EJ: The true subject of The Kitten Story is family negotiations. What do you do when you disagree? Do you take a poll? Argue it out? Does one parent have final say? When my family adopted Blizzard, I felt I could bring something fresh to the “getting a pet” genre by writing about the ways we worked out our disagreements.

MR: Let’s also talk about how you broke a rule for picture book writing, my rascally friend. And got away with it, beautifully.

EJ: The rule is: your protagonist must be a child. Or a bunny.

MR: That’s what a lot of picture book experts insist! They say kids must be at the center of a story and that grownups are boring. But here you made Mommy the narrator.

EJ: Well, some adults are boring. And one of the key jobs of picture books is to center and validate the emotional lives of children.

However, there’s a long history of adult protagonists in books for the very young. Sure, fairy tales like “Rumpelstiltskin” have adult heroes, but also older picture books like The Man Who Didn’t Wash His Dishes (Phyllis Krasilovsky, illus. Barbara Cooney) or Caps for Sale (Esphyr Slobodkina).

Then there are picture books­­­—old and new—centering young animal heroes who live independently and cook their own food. These characters occupy a liminal space between child and adult. In Peter Brown’s Mr. Tiger Goes Wild, for example, Mr. Tiger is an adult with the feelings of a three-year-old—he wants to take off all his clothes and streak through the town center. Christopher Denise’s Knight Owl goes to knight school and gets a job but is somehow still a baby owl. In Hsu-Kung Liu’s The Orange Horse, a horse searching for his lost brother travels through a city on his own, showing a photograph to everyone he meets—but he’s still a little boy. Or think Arnold Lobel’s Frog and Toad living on their own but yelling at plants that don’t grow fast enough.

Back to adult humans: they’re less common in today’s picture books, but some wonderful recent examples include David Small’s Fenwick’s Suit, Officer Buckle and Gloria by Peggy Rathmann, and lots of books by Jon Agee—Milo’s Hat Trick, Terrific, etc.
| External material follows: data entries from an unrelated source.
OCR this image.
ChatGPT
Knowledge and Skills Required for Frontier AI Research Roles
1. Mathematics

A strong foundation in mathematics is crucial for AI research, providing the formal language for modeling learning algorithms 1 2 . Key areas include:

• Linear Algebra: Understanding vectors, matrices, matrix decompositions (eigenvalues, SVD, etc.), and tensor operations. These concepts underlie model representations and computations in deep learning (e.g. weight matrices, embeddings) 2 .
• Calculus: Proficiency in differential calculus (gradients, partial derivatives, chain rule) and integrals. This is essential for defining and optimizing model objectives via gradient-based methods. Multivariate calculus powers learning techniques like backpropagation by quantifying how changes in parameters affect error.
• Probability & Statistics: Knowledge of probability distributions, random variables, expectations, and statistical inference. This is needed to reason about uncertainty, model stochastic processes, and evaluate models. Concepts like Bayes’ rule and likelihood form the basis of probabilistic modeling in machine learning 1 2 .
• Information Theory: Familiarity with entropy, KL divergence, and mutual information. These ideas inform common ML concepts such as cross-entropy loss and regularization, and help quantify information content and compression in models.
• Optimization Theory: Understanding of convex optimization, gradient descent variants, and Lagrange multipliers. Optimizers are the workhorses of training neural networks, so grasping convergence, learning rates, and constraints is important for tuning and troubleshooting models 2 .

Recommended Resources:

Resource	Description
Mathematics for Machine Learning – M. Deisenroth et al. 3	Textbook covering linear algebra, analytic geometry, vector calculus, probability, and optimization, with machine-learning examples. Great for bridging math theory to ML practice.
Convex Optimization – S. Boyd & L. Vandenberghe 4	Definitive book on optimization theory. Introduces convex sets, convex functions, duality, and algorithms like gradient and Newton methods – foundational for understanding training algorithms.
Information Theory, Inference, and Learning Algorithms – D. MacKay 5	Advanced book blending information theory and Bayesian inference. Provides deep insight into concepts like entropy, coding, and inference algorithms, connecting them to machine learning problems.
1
MR: Those are all such great books. But in most of them, the adult functions as kind of an outsider, or childlike in some way. Or there are kids in the story, but the adults are a bit dim or are really there to help the children. This isn’t how we experience your book. Mommy is fully the responsible adult, with her own opinions.

EJ: Yes, it’s first-person mom! I tried writing it from a kid’s perspective, but it wasn’t as meaningful (in terms of my theme of family negotiations) and more importantly, it wasn’t as funny. I treated the project just like I was telling a car full of children the story of what happened in my actual family, in the most amusing way I knew how.

MR: Don’t forget Tulip and Rosie. They’re child characters with strong opinions and do manage to drive the action—as much as children in any family can.

EJ: For sure. Rosie is the older sister—ready to brave danger to get a kitten, and eager to name the new pet after some kind of terrible monster. Tulip is the cat-obsessed younger sister, making signs to welcome the kitten home and wanting to name it after some kind of dessert. They don’t always get along perfectly—but I knew from experience that even when families disagree, there can still be a happy ending.

MR: And the happy ending in The Kitten Story is also a really happy beginning­—a new pet. Not much is better than that!